To the Editor—The Centers for Disease Control and Prevention (CDC) National Healthcare Safety Network (NHSN) uses an indirect standardization method for risk adjustment of surgical site infections (SSIs) by which procedures performed at a given hospital are assigned a risk of SSI using a logistic regression model derived from a large standard population based on historical NHSN data from 2015, or the 2015 baseline. 1 The sum of these risks yields the expected number of SSIs, and the quotient of the observed SSIs (ie, numerator) and expected SSIs (ie, denominator) yields the standardized infection ratio (SIR). This SIR is 1 of 6 performance measures used to calculate the hospital acquired condition score, which can have severe financial repercussions for hospitals in the lowest performing quartile.
In assessing what appeared to be an increasing SIR for abdominal hysterectomy SSI for our hospital, we noted that from calendar years 2017 through 2021, the number of abdominal hysterectomy procedures reportable to the Centers for Medicare and Medicaid Services had drastically decreased from 360 to 234 procedures. 2 We attributed this to a patient-centered initiative by the department of obstetrics and gynecology for patients to be discharged home on the date of surgery if the patient is undergoing a low-risk gynecological procedure (eg, laparoscopic abdominal hysterectomy with no comorbidities). This resulted in a significant increase in our outpatient abdominal hysterectomies as defined by the NHSN (ie, where surgery and discharge occur on the same calendar day) from 3% to 49% (χ2 for trend P < .01), all of which were excluded from our hysterectomy SIR per the complex 30-day SIR model of the NHSN. 1 Comparing calendar year 2021 to 2017, this resulted in a 30% decrease in our hysterectomy SSI denominator, corresponding to a 42% increase in our hysterectomy SIR per SSI. For calendar year 2021, exclusion of the same-day discharge procedures resulted in a 47% decrease in our hysterectomy SSI denominator, corresponding with a 90% increase in our hysterectomy SIR per SSI (Pearson correlation coefficient, 0.987, comparing same-day discharge exclusion to increase in SIR per SSI). These metrics are summarized in Table 1.
Note. SSI, surgical site infection; SIR, standardized infection ratio.
a χ2 for trend P < .01.
b (SIRwith same day discharge − SIRComplex 30-day)/SIRwith same day discharge where SIR = 1 SSI/predicted infections.

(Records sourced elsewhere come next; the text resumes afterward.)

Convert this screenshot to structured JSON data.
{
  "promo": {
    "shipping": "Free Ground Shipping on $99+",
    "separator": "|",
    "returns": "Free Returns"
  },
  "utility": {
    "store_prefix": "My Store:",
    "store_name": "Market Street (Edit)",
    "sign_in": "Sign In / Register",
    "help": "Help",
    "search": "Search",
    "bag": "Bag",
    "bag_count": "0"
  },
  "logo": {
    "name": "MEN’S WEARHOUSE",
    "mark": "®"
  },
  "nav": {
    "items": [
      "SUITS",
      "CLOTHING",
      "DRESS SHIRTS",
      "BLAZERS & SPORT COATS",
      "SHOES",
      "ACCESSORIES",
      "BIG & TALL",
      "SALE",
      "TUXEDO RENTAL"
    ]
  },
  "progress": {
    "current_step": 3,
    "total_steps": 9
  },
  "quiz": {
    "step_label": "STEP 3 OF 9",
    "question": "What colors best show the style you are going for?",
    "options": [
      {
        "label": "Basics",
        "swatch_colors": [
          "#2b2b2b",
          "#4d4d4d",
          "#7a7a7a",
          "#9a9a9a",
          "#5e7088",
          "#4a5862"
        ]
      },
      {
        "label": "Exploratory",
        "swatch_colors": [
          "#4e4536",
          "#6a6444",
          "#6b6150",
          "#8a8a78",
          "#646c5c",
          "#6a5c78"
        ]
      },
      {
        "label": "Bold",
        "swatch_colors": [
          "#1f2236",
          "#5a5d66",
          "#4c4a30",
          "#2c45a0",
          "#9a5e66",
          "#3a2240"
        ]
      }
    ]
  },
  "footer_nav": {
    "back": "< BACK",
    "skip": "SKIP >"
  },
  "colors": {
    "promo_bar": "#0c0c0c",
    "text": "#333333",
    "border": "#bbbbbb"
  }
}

c Pearson correlation coefficient = 0.987, comparing same day discharge exclusion to increase in SIR per SSI.
We respectfully question the NHSN risk adjustment model for hysterectomy SSI. Specifically, the exclusion of all outpatient abdominal hysterectomy as defined by the NHSN may create an inaccurate distinction between facilities that discharge on the same day versus the next day for procedures with similar SSI risk. The unintended consequence of this exclusion criterion is to bias the SIR to be higher for hospitals with a high proportion of same-day discharges. Instead, we propose that the NHSN consider patient-specific covariates in lieu of the outpatient exclusion criterion. For example, patients undergoing laparoscopic hysterectomies have a lower risk of SSI than vaginal or abdominal hysterectomies Reference Meltomaa, Mäkinen, Taalikka and Helenius3 and are considered to be the best candidates for same-day discharge. Reference Korsholm, Mogensen, Jeppesen, Lysdal, Traen and Jensen4,Reference Nahas, Feigenberg and Park5 Morgan et al Reference Morgan, Swenson and Streifel6 also highlighted that categorizing open and laparoscopic procedures in the same stratum was a major shortcoming of the NHSN model. Thus, the NHSN might consider whether the exclusion of laparoscopic hysterectomy or stratification on laparoscopic versus other hysterectomy might provide a more accurate representation of SSI risk, rather than the calendar date of discharge following surgery.
Our department of obstetrics and gynecology will continue to advocate for same-day discharge for select gynecological procedures, as supported by mounting evidence of the safety of this practice, better stewardship of inpatient hospital resources, and most importantly, the preference of patients to be at home on the night of surgery. However, we are concerned that the NHSN has not accounted for this critical aspect of patient-centered care in their statistical model, and we propose that the implications of the exclusion of outpatient procedures be reconsidered.